Finance Minister Arun Jaitley on Monday asked the Income-Tax Department to “squeeze” the “parallel economy” in the country but in a “fair and not harsh” manner. In the same breath, he also assured honest taxpayers that they need not fear the new black money law.

The entire chain of tax officials involved in such efforts should maintain the highest standards of “ethics and integrity”, Jaitley said after inaugurating the 31st Annual Conference of Chief Commissioners and Directors-General of Income Tax here.

Steps should also be taken to increase the tax base and there is “sufficient scope” to do this, he said, adding that if the tax base increased and revenue collections happened, then the government’s ability to spend and give concessions to honest taxpayers will improve.

Acknowledging that he was conscious of the “limitations” in expanding the tax base, given that 55-60 per cent of the Indian population is reliant on agriculture, Jaitley said: “Your target base gets shrunk because of this (agriculture). But out of the rest, there is scope to increase the target base.”

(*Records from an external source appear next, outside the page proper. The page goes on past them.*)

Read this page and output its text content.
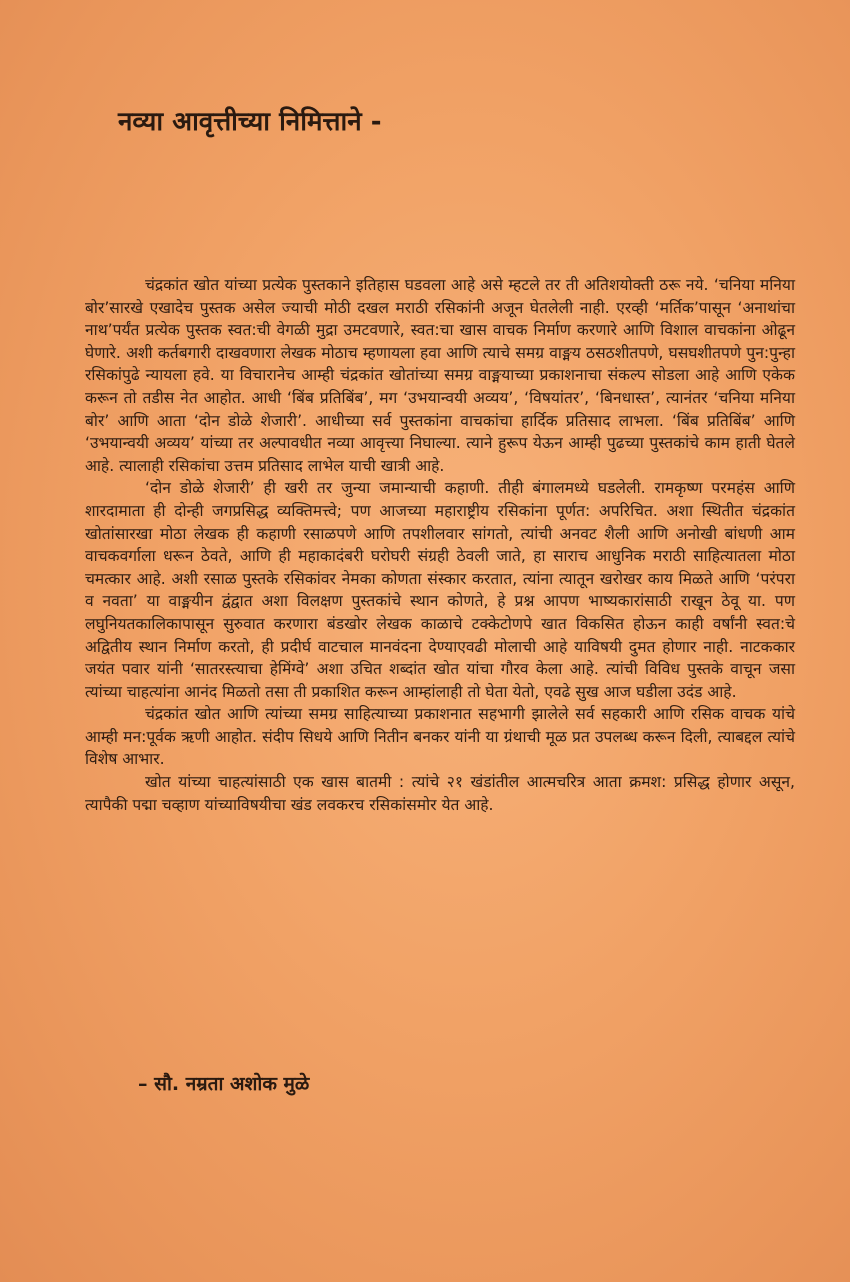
नव्या आवृत्तीच्या निमित्ताने -

चंद्रकांत खोत यांच्या प्रत्येक पुस्तकाने इतिहास घडवला आहे असे म्हटले तर ती अतिशयोक्ती ठरू नये. ‘चनिया मनिया बोर’सारखे एखादेच पुस्तक असेल ज्याची मोठी दखल मराठी रसिकांनी अजून घेतलेली नाही. एरव्ही ‘मर्तिक’पासून ‘अनाथांचा नाथ’पर्यंत प्रत्येक पुस्तक स्वत:ची वेगळी मुद्रा उमटवणारे, स्वत:चा खास वाचक निर्माण करणारे आणि विशाल वाचकांना ओढून घेणारे. अशी कर्तबगारी दाखवणारा लेखक मोठाच म्हणायला हवा आणि त्याचे समग्र वाङ्मय ठसठशीतपणे, घसघशीतपणे पुन:पुन्हा रसिकांपुढे न्यायला हवे. या विचारानेच आम्ही चंद्रकांत खोतांच्या समग्र वाङ्मयाच्या प्रकाशनाचा संकल्प सोडला आहे आणि एकेक करून तो तडीस नेत आहोत. आधी ‘बिंब प्रतिबिंब’, मग ‘उभयान्वयी अव्यय’, ‘विषयांतर’, ‘बिनधास्त’, त्यानंतर ‘चनिया मनिया बोर’ आणि आता ‘दोन डोळे शेजारी’. आधीच्या सर्व पुस्तकांना वाचकांचा हार्दिक प्रतिसाद लाभला. ‘बिंब प्रतिबिंब’ आणि ‘उभयान्वयी अव्यय’ यांच्या तर अल्पावधीत नव्या आवृत्त्या निघाल्या. त्याने हुरूप येऊन आम्ही पुढच्या पुस्तकांचे काम हाती घेतले आहे. त्यालाही रसिकांचा उत्तम प्रतिसाद लाभेल याची खात्री आहे.

‘दोन डोळे शेजारी’ ही खरी तर जुन्या जमान्याची कहाणी. तीही बंगालमध्ये घडलेली. रामकृष्ण परमहंस आणि शारदामाता ही दोन्ही जगप्रसिद्ध व्यक्तिमत्त्वे; पण आजच्या महाराष्ट्रीय रसिकांना पूर्णत: अपरिचित. अशा स्थितीत चंद्रकांत खोतांसारखा मोठा लेखक ही कहाणी रसाळपणे आणि तपशीलवार सांगतो, त्यांची अनवट शैली आणि अनोखी बांधणी आम वाचकवर्गाला धरून ठेवते, आणि ही महाकादंबरी घरोघरी संग्रही ठेवली जाते, हा साराच आधुनिक मराठी साहित्यातला मोठा चमत्कार आहे. अशी रसाळ पुस्तके रसिकांवर नेमका कोणता संस्कार करतात, त्यांना त्यातून खरोखर काय मिळते आणि ‘परंपरा व नवता’ या वाङ्मयीन द्वंद्वात अशा विलक्षण पुस्तकांचे स्थान कोणते, हे प्रश्न आपण भाष्यकारांसाठी राखून ठेवू या. पण लघुनियतकालिकापासून सुरुवात करणारा बंडखोर लेखक काळाचे टक्केटोणपे खात विकसित होऊन काही वर्षांनी स्वत:चे अद्वितीय स्थान निर्माण करतो, ही प्रदीर्घ वाटचाल मानवंदना देण्याएवढी मोलाची आहे याविषयी दुमत होणार नाही. नाटककार जयंत पवार यांनी ‘सातरस्त्याचा हेमिंग्वे’ अशा उचित शब्दांत खोत यांचा गौरव केला आहे. त्यांची विविध पुस्तके वाचून जसा त्यांच्या चाहत्यांना आनंद मिळतो तसा ती प्रकाशित करून आम्हांलाही तो घेता येतो, एवढे सुख आज घडीला उदंड आहे.

चंद्रकांत खोत आणि त्यांच्या समग्र साहित्याच्या प्रकाशनात सहभागी झालेले सर्व सहकारी आणि रसिक वाचक यांचे आम्ही मन:पूर्वक ऋणी आहोत. संदीप सिधये आणि नितीन बनकर यांनी या ग्रंथाची मूळ प्रत उपलब्ध करून दिली, त्याबद्दल त्यांचे विशेष आभार.

खोत यांच्या चाहत्यांसाठी एक खास बातमी : त्यांचे २१ खंडांतील आत्मचरित्र आता क्रमश: प्रसिद्ध होणार असून, त्यापैकी पद्मा चव्हाण यांच्याविषयीचा खंड लवकरच रसिकांसमोर येत आहे.

– सौ. नम्रता अशोक मुळे
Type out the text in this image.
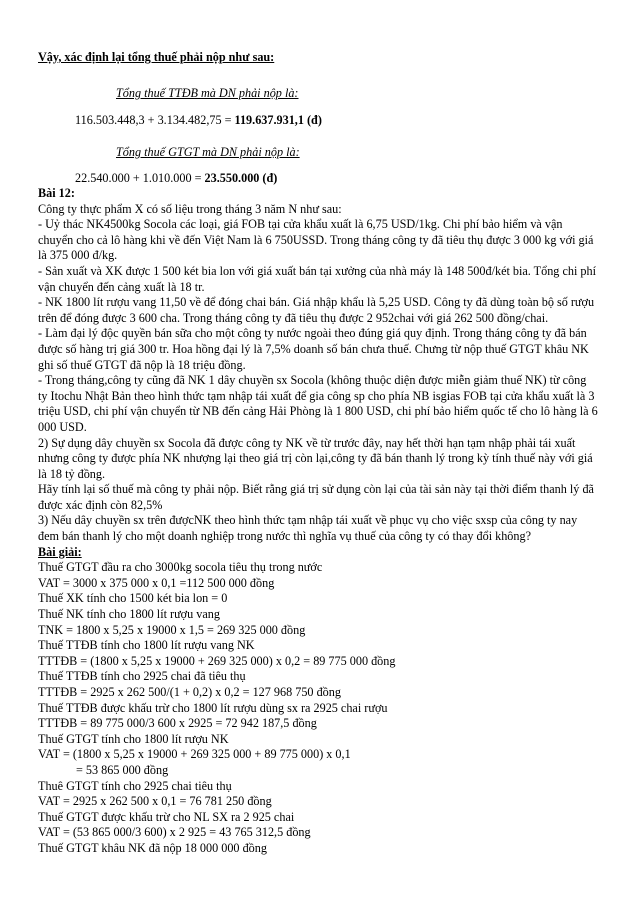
Vậy, xác định lại tổng thuế phải nộp như sau:
Tổng thuế TTĐB mà DN phải nộp là:
116.503.448,3 + 3.134.482,75 = 119.637.931,1 (đ)
Tổng thuế GTGT mà DN phải nộp là:
22.540.000 + 1.010.000 = 23.550.000 (đ)
Bài 12:
Công ty thực phẩm X có số liệu trong tháng 3 năm N như sau:
- Uỷ thác NK4500kg Socola các loại, giá FOB tại cửa khẩu xuất là 6,75 USD/1kg. Chi phí bảo hiểm và vận chuyển cho cả lô hàng khi về đến Việt Nam là 6 750USSD. Trong tháng công ty đã tiêu thụ được 3 000 kg với giá là 375 000 đ/kg.
- Sản xuất và XK được 1 500 két bia lon với giá xuất bán tại xưởng của nhà máy là 148 500đ/két bia. Tổng chi phí vận chuyển đến cảng xuất là 18 tr.
- NK 1800 lít rượu vang 11,50 về để đóng chai bán. Giá nhập khẩu là 5,25 USD. Công ty đã dùng toàn bộ số rượu trên để đóng được 3 600 cha. Trong tháng công ty đã tiêu thụ được 2 952chai với giá 262 500 đồng/chai.
- Làm đại lý độc quyền bán sữa cho một công ty nước ngoài theo đúng giá quy định. Trong tháng công ty đã bán được số hàng trị giá 300 tr. Hoa hồng đại lý là 7,5% doanh số bán chưa thuế. Chưng từ nộp thuế GTGT khâu NK ghi số thuế GTGT đã nộp là 18 triệu đồng.
- Trong tháng,công ty cũng đã NK 1 dây chuyền sx Socola (không thuộc diện được miễn giảm thuế NK) từ công ty Itochu Nhật Bản theo hình thức tạm nhập tái xuất để gia công sp cho phía NB isgias FOB tại cửa khẩu xuất là 3 triệu USD, chi phí vận chuyển từ NB đến cảng Hải Phòng là 1 800 USD, chi phí bảo hiểm quốc tế cho lô hàng là 6 000 USD.
2) Sự dụng dây chuyền sx Socola đã được công ty NK về từ trước đây, nay hết thời hạn tạm nhập phải tái xuất nhưng công ty được phía NK nhượng lại theo giá trị còn lại,công ty đã bán thanh lý trong kỳ tính thuế này với giá là 18 tỷ đồng.
Hãy tính lại số thuế mà công ty phải nộp. Biết rằng giá trị sử dụng còn lại của tài sản này tại thời điểm thanh lý đã được xác định còn 82,5%
3) Nếu dây chuyền sx trên đượcNK theo hình thức tạm nhập tái xuất về phục vụ cho việc sxsp của công ty nay đem bán thanh lý cho một doanh nghiệp trong nước thì nghĩa vụ thuế của công ty có thay đổi không?
Bài giải:
Thuế GTGT đầu ra cho 3000kg socola tiêu thụ trong nước
VAT = 3000 x 375 000 x 0,1 =112 500 000 đồng
Thuế XK tính cho 1500 két bia lon = 0
Thuế NK tính cho 1800 lít rượu vang
TNK = 1800 x 5,25 x 19000 x 1,5 = 269 325 000 đồng
Thuế TTĐB tính cho 1800 lít rượu vang NK
TTTĐB = (1800 x 5,25 x 19000 + 269 325 000) x 0,2 = 89 775 000 đồng
Thuế TTĐB tính cho 2925 chai đã tiêu thụ
TTTĐB = 2925 x 262 500/(1 + 0,2) x 0,2 = 127 968 750 đồng
Thuế TTĐB được khấu trừ cho 1800 lít rượu dùng sx ra 2925 chai rượu
TTTĐB = 89 775 000/3 600 x 2925 = 72 942 187,5 đồng
Thuế GTGT tính cho 1800 lít rượu NK
VAT = (1800 x 5,25 x 19000 + 269 325 000 + 89 775 000) x 0,1
= 53 865 000 đồng
Thuê GTGT tính cho 2925 chai tiêu thụ
VAT = 2925 x 262 500 x 0,1 = 76 781 250 đồng
Thuế GTGT được khấu trừ cho NL SX ra 2 925 chai
VAT = (53 865 000/3 600) x 2 925 = 43 765 312,5 đồng
Thuế GTGT khâu NK đã nộp 18 000 000 đồng
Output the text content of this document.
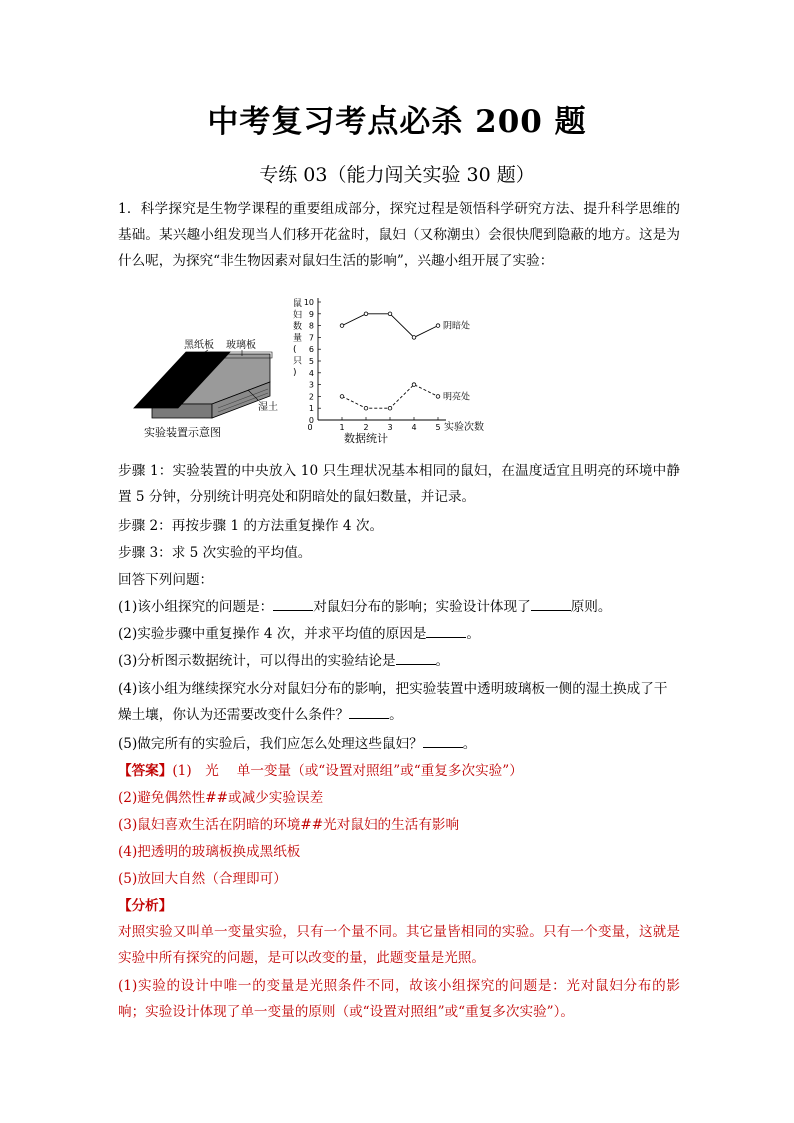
中考复习考点必杀 200 题
专练 03（能力闯关实验 30 题）

1．科学探究是生物学课程的重要组成部分，探究过程是领悟科学研究方法、提升科学思维的基础。某兴趣小组发现当人们移开花盆时，鼠妇（又称潮虫）会很快爬到隐蔽的地方。这是为什么呢，为探究“非生物因素对鼠妇生活的影响”，兴趣小组开展了实验：

黑纸板 玻璃板
湿土
实验装置示意图
鼠
妇
数
量
(
只
)
0
1
2
3
4
5
6
7
8
9
10
0	1 2 3 4 5
阴暗处
明亮处
实验次数
数据统计
步骤 1：实验装置的中央放入 10 只生理状况基本相同的鼠妇，在温度适宜且明亮的环境中静置 5 分钟，分别统计明亮处和阴暗处的鼠妇数量，并记录。
步骤 2：再按步骤 1 的方法重复操作 4 次。
步骤 3：求 5 次实验的平均值。
回答下列问题：
(1)该小组探究的问题是：	对鼠妇分布的影响；实验设计体现了	原则。
(2)实验步骤中重复操作 4 次，并求平均值的原因是	。
(3)分析图示数据统计，可以得出的实验结论是	。
(4)该小组为继续探究水分对鼠妇分布的影响，把实验装置中透明玻璃板一侧的湿土换成了干燥土壤，你认为还需要改变什么条件？	。
(5)做完所有的实验后，我们应怎么处理这些鼠妇？	。
【答案】(1)　光　 单一变量（或“设置对照组”或“重复多次实验”）
(2)避免偶然性##或减少实验误差
(3)鼠妇喜欢生活在阴暗的环境##光对鼠妇的生活有影响
(4)把透明的玻璃板换成黑纸板
(5)放回大自然（合理即可）
【分析】

对照实验又叫单一变量实验，只有一个量不同。其它量皆相同的实验。只有一个变量，这就是实验中所有探究的问题，是可以改变的量，此题变量是光照。

(1)实验的设计中唯一的变量是光照条件不同，故该小组探究的问题是：光对鼠妇分布的影响；实验设计体现了单一变量的原则（或“设置对照组”或“重复多次实验”）。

Black money law Jaitley said the recently enacted black money law was aimed at those who had stashed unaccounted money abroad. “Only those who had defied the system in the past and those who intend to defy the compliance window to come clean have to worry,” he said.

He said that the government will take all steps to get the Benami Transactions Prohibition Bill enacted in the Monsoon Session of Parliament.

On direct tax collections, he expressed confidence that the targeted 14-15 per cent growth for the current fiscal would be met. Last fiscal, direct tax collections recorded a 9 per cent growth.

Corporate ‘exemptions’ Revenue Secretary Shaktikanta Das asked the Central Board of Direct Taxes (CBDT) to put together a “strategy paper” for eliminating tax exemptions provided to corporates.

The main reason for tax disputes between corporates and the Income-Tax Department is the issue of “exemptions”, he added.

Das also wanted senior tax officials to place equal emphasis on tackling domestic black money just as efforts are being taken to bring back unaccounted money stashed abroad.